Fishing for link love

I’ve blogged and spoken many times under the heading content is king. It’s good old-fashioned white hat seo. If you produce good content, then it will be useful to your prospects, and Google will like you.

The added advantage of writing juicy content is that you produce link bait. Link bait is content that baits viewers to place links to it from other websites. Search engine optimization (SEO) specialists will often charge you for producing content which achieves this goal.

Matt Cutts defines link bait as anything “…interesting enough to catch people’s attention”; which sounds like a reasonable criterion for all copy.

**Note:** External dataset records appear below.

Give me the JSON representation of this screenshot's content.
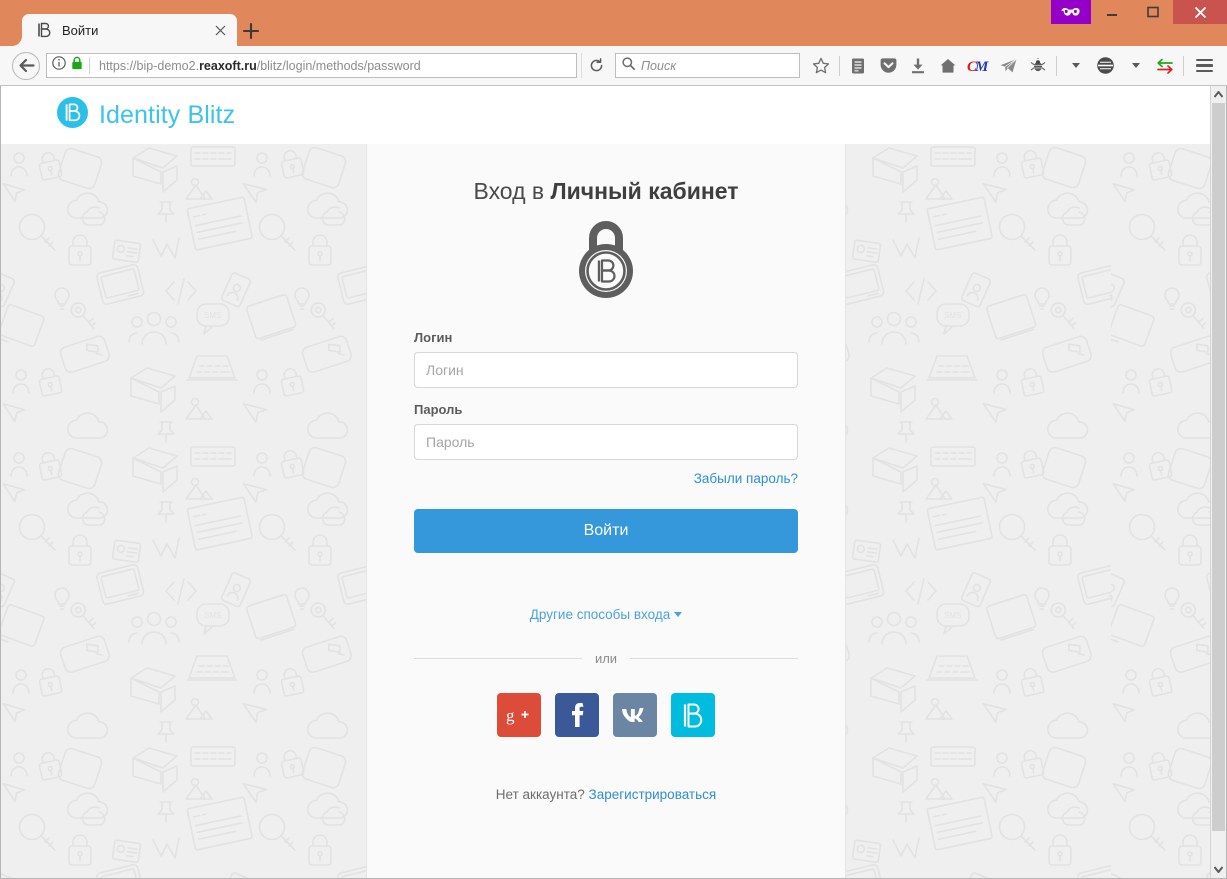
{
  "browser": {
    "tab": {
      "title": "Войти",
      "favicon_icon": "identity-blitz-icon",
      "close_icon": "close-icon"
    },
    "new_tab_label": "+",
    "window_controls": {
      "privacy_icon": "private-browsing-mask-icon",
      "minimize_label": "—",
      "maximize_label": "▢",
      "close_label": "✕"
    },
    "nav": {
      "back_icon": "back-arrow-icon",
      "info_icon": "site-info-icon",
      "lock_icon": "secure-lock-icon",
      "url_prefix": "https://bip-demo2.",
      "url_domain": "reaxoft.ru",
      "url_suffix": "/blitz/login/methods/password",
      "reload_icon": "reload-icon",
      "search_placeholder": "Поиск",
      "search_icon": "search-icon",
      "toolbar_icons": [
        "bookmark-star-icon",
        "reader-list-icon",
        "pocket-icon",
        "downloads-icon",
        "home-icon",
        "cm-addon-icon",
        "telegram-icon",
        "bug-addon-icon",
        "addon-dropdown-caret",
        "account-icon",
        "account-dropdown-caret",
        "sync-arrows-icon",
        "hamburger-menu-icon"
      ]
    }
  },
  "site": {
    "brand_name": "Identity Blitz",
    "brand_icon": "identity-blitz-logo-icon",
    "login_card": {
      "title_regular": "Вход в ",
      "title_bold": "Личный кабинет",
      "lock_icon": "identity-blitz-padlock-icon",
      "login_label": "Логин",
      "login_placeholder": "Логин",
      "login_value": "",
      "password_label": "Пароль",
      "password_placeholder": "Пароль",
      "password_value": "",
      "forgot_password_link": "Забыли пароль?",
      "submit_label": "Войти",
      "other_methods_link": "Другие способы входа",
      "divider_label": "или",
      "socials": [
        {
          "name": "google-plus",
          "glyph": "g+",
          "color": "#dd4b39"
        },
        {
          "name": "facebook",
          "glyph": "f",
          "color": "#3b5998"
        },
        {
          "name": "vkontakte",
          "glyph": "vk",
          "color": "#6b86a3"
        },
        {
          "name": "identity-blitz",
          "glyph": "B",
          "color": "#00bcdf"
        }
      ],
      "signup_prompt": "Нет аккаунта?",
      "signup_link": "Зарегистрироваться"
    }
  },
  "colors": {
    "chrome_accent": "#e0875c",
    "brand": "#3cc3e8",
    "primary_button": "#3498db",
    "link": "#2f8fd4",
    "card_bg": "#fafafa",
    "page_bg": "#efefef"
  },
  "scrollbar": {
    "up_icon": "scroll-up-arrow-icon",
    "down_icon": "scroll-down-arrow-icon"
  }
}
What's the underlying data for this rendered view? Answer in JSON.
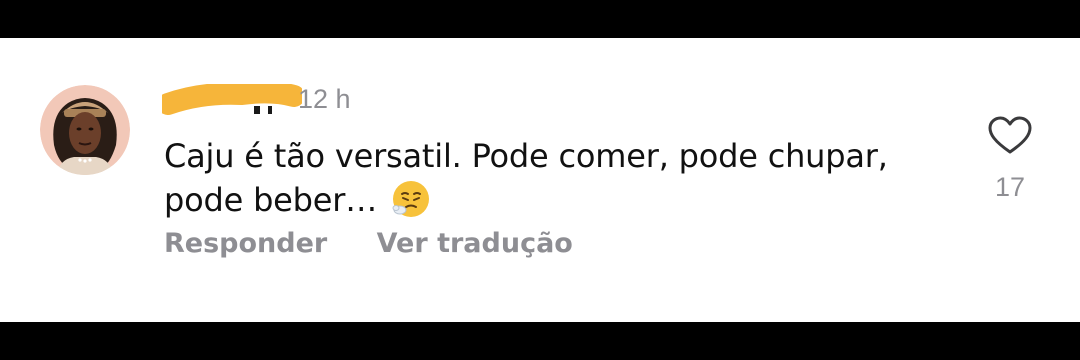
{
  "comment": {
    "username": "",
    "timestamp": "12 h",
    "text_line1": "Caju é tão versatil. Pode comer, pode chupar,",
    "text_line2": "pode beber…",
    "emoji_icon": "sweat-face-emoji-icon"
  },
  "actions": {
    "reply_label": "Responder",
    "translate_label": "Ver tradução"
  },
  "like": {
    "count": "17",
    "icon": "heart-outline-icon"
  },
  "colors": {
    "background": "#ffffff",
    "letterbox": "#000000",
    "text": "#111111",
    "muted": "#8e8e93",
    "redaction": "#f6b53a"
  }
}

When you’re writing copy for your site, you should be thinking about about the following target audiences:

  1. Your prospects
  2. Your clients
  3. The Googlebot - how does the content look to Google? Use the site:yoursite.com command in the Google toolbar to get a quick view.
  4. Other site owners (link bait targets).

Remember inbound links are a key metric for search engine ranking, and quantity and quality count.

Here are some common examples of link bait:

Informational Hooks : These provide information a reader may find useful. Bloggers who have specific expertise in an area of common interest often yield great links. David Warr’s blog on tea and coffee is a good example of this.

News Hooks: provide fresh information

Humour hooks: stories, anecdotes, images, or video footage, which do the rounds on Friday afternoon email.

Evil hooks: the Simon Cowell of link-baiting. Speak the unspeakable, criticise, lambast - standard PR noise really.

Tool hooks: create a tool, e.g. SEO ranker, carbon emmission calculator, that people will link to.

Comments

3 Responses to “Fishing for link love”

  1. Welcome to the Boston E Party on June 4th, 2007 1:28 pm

    Hi Phil - nice post as usual. Content is definitely king!

    I think it also supports the point that consistent navigation and clear brand templates/messages are essential throughout a site - whether the page is buried deep in the site, or only a level or two in. If the content is good enough, many users will arrive via a search engine a few levels in, most likely missing the carefully-constructed branding on the front page.

  2. Jim on June 4th, 2007 3:39 pm

    Good old-fashioned white hat seo.
    Thanks for the information.

  3. Lee Carré on June 18th, 2007 8:59 pm

    Entirely true as long as your content is accessible and usable.